IRRI research focuses on ways to increase rice production, for the next decade and into the 21st century. Our new program structure and work plan, developed in 1989 in consultation with scientists, policymakers, collaborating research institutions, and development-oriented, nongovernmental organizations, identified four important concerns: sustainability, equity, research strengthening, and advanced approaches.
IRRI research focuses on ways to increase rice production, for the next decade and into the 21st century. Some of the work has a far horizon: knowledge gained in rice genetics will enable scientists to do more to increase future rice productivity, both through breeding even higher-yielding rice varieties and through designing more efficient systems of crop management.
Some research results can be used immediately improved methods of applying fertilizer increase yields and save input from increased productivity, now and into the future. IRRI research programs center on the world’s major rice-growing ecosystems, with a cross-ecosystems program for work that spans the environments. In each program, interdisciplinary scientific teams work to solve critical rice production problems.
Collaboration is an important research strategy. Many problem-focused research projects are carried out in partnership with scientists elsewhere, in advanced laboratories, and in national system field experiments.
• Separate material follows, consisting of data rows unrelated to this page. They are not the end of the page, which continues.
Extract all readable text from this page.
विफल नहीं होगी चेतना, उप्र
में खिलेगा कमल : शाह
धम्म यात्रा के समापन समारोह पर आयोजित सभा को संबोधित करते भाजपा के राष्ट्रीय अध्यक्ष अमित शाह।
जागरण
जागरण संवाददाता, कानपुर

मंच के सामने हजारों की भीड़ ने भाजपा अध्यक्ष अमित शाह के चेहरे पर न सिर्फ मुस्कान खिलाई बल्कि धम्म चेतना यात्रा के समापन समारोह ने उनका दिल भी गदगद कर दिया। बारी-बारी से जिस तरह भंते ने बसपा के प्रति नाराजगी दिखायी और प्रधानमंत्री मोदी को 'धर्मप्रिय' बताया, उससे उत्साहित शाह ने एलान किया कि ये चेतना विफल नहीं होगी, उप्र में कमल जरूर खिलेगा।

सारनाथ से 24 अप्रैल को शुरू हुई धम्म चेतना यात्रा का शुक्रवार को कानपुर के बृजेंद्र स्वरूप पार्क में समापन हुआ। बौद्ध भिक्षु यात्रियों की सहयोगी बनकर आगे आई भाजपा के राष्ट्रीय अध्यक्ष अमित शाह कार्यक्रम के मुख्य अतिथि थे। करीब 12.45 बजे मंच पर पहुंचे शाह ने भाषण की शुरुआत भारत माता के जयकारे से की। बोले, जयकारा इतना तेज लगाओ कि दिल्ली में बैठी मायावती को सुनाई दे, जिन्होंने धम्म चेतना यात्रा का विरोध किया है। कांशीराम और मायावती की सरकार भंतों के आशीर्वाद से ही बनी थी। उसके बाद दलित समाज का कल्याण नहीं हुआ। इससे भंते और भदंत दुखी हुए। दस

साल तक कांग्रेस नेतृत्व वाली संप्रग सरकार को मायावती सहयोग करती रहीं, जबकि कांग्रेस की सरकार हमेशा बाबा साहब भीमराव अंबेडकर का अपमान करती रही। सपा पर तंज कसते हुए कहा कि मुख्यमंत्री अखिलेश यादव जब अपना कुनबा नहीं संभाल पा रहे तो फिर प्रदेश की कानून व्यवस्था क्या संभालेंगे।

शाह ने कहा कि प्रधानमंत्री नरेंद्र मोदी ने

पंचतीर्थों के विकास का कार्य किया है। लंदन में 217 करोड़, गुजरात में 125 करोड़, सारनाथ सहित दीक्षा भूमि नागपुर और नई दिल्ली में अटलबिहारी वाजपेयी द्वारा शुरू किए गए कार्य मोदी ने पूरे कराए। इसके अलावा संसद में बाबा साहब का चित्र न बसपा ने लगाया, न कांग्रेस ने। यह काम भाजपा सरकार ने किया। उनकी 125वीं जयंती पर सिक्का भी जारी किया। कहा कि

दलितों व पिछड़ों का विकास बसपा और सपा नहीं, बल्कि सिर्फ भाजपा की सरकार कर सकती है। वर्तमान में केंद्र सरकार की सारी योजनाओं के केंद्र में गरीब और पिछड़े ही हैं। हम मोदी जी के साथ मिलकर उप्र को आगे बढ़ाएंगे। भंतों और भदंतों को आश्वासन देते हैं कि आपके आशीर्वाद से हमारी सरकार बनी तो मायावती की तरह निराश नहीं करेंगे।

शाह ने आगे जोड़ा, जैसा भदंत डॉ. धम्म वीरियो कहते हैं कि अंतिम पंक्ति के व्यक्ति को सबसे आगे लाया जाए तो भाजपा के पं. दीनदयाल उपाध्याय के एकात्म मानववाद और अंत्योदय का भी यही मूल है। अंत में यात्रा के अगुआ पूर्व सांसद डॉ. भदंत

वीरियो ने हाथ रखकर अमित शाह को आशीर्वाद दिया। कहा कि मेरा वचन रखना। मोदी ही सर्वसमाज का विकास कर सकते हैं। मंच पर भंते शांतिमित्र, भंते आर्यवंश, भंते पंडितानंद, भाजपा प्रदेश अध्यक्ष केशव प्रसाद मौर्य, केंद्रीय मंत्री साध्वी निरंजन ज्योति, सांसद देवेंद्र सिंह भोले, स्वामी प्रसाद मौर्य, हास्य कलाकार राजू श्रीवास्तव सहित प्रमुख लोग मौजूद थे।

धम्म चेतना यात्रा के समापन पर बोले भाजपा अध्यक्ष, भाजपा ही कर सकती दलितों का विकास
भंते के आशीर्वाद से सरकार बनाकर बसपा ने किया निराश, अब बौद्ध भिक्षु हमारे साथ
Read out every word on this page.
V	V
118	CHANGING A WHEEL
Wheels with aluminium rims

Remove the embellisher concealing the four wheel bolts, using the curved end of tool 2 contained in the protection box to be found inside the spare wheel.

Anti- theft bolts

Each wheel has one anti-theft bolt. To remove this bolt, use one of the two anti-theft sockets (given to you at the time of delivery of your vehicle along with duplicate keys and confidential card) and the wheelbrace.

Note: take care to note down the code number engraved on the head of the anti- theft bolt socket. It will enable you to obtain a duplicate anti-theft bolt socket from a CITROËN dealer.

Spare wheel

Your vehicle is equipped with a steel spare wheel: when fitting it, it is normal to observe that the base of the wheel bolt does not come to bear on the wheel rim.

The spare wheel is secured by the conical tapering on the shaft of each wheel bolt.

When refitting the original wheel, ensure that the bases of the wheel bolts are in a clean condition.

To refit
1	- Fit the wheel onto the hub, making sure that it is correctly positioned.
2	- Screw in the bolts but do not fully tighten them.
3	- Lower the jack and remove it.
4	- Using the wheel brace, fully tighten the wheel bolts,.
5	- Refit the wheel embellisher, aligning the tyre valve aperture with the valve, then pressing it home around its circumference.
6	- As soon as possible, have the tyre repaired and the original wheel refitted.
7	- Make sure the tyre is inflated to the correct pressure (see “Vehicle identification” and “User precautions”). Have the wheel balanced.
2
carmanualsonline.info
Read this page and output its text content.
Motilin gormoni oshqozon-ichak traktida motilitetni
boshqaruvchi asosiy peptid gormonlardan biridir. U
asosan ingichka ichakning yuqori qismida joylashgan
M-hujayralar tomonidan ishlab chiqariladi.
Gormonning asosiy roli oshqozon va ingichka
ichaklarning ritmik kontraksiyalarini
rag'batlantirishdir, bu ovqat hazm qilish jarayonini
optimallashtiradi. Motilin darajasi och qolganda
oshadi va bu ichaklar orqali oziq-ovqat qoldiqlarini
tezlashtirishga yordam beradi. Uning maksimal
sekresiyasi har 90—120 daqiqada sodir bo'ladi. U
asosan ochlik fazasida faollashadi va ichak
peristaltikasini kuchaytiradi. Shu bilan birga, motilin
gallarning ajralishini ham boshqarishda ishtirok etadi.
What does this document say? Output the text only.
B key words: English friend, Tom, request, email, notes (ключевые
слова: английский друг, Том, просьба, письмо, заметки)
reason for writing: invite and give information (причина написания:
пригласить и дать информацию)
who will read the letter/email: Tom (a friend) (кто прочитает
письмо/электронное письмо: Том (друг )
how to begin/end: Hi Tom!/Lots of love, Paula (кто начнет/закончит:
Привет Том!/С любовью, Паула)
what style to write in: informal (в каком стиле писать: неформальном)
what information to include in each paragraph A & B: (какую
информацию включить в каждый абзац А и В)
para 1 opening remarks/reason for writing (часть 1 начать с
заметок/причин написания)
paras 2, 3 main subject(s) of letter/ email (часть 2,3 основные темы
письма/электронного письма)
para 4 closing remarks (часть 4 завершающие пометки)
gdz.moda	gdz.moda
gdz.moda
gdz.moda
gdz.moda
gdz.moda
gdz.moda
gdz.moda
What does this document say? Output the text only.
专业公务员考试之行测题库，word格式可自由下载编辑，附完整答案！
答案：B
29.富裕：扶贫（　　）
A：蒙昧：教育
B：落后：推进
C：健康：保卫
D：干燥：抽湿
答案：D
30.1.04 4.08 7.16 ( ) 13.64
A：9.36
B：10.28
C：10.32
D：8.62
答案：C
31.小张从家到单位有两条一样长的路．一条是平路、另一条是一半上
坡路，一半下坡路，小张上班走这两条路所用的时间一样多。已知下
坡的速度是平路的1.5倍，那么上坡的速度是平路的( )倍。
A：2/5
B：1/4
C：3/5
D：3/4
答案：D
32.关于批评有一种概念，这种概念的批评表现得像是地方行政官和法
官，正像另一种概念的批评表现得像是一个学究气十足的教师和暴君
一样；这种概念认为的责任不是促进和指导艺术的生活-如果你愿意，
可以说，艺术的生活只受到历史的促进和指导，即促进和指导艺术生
All the work will build on the results of IRRI’s earlier research, in 1989 and the years before.
IRRI identified four important concerns in its strategy: sustainability, equity, research strengthening, and advanced approaches.
Our new program structure and work plan, developed in 1989 in consultation with scientists, policymakers, collaborating research institutions, and development-oriented, nongovernmental organizations, reflect these concerns.
To emphasize the importance of environmental factors, we restructured our research into interdisciplinary programs focused on major rice-growing ecosystems. Research teams are characterizing ecosystems, diagnosing their constraints and potentials, and setting research priorities.
This process will ensure that IRRI work is relevant to the needs of users and beneficiaries of the research results. It also will help define the best locations for collaborative research with our national partners and the criteria for screening and evaluating technology. This will ensure that new technologies will at least maintain, and we hope, improve, the natural resource base while meeting the objectives of efficiency and equity.
Intensive agricultural systems can produce more than 5 tons per hectare, per rice crop. Continuously cropped irrigated rice lands often produce more than 12 tons per hectare a year. But such intensive cropping removes nutrients from the soil faster than they can be replaced. Thus, sustainability is of the highest priority.
The efficiency of input use, particularly nitrogen, must be improved dramatically. We plan to do this by developing biological sources of nitrogen. By improving application methods to increase the efficiency of fertilizer use and by matching nutrient release to crop demand. We will stress the development of integrated pest management technologies that will minimize pesticide use.
Our concern for equity is explicit in IRRI’s objective to improve returns to farmers while keeping production costs low enough to protect the rapidly increasing number of urban consumers. In the interest of equity, we are giving special attention to the less favorable ecosystems. We also seek to increase employment in postharvest processing and using by-products.
The role of women in rice production and the impact of new technologies on female employment and income have been evaluated. Special efforts are being made to ensure that data research results collected on-farm to design new technology are gender-differentiated. Affirmative action in recruiting and in selecting candidates will include more women.
IRRI’s research is enhanced by and contributes to strong national natural rice research systems. We will continue our shift to stronger research collaboration with national programs to knowledge exchange with our partners in a global rice research system.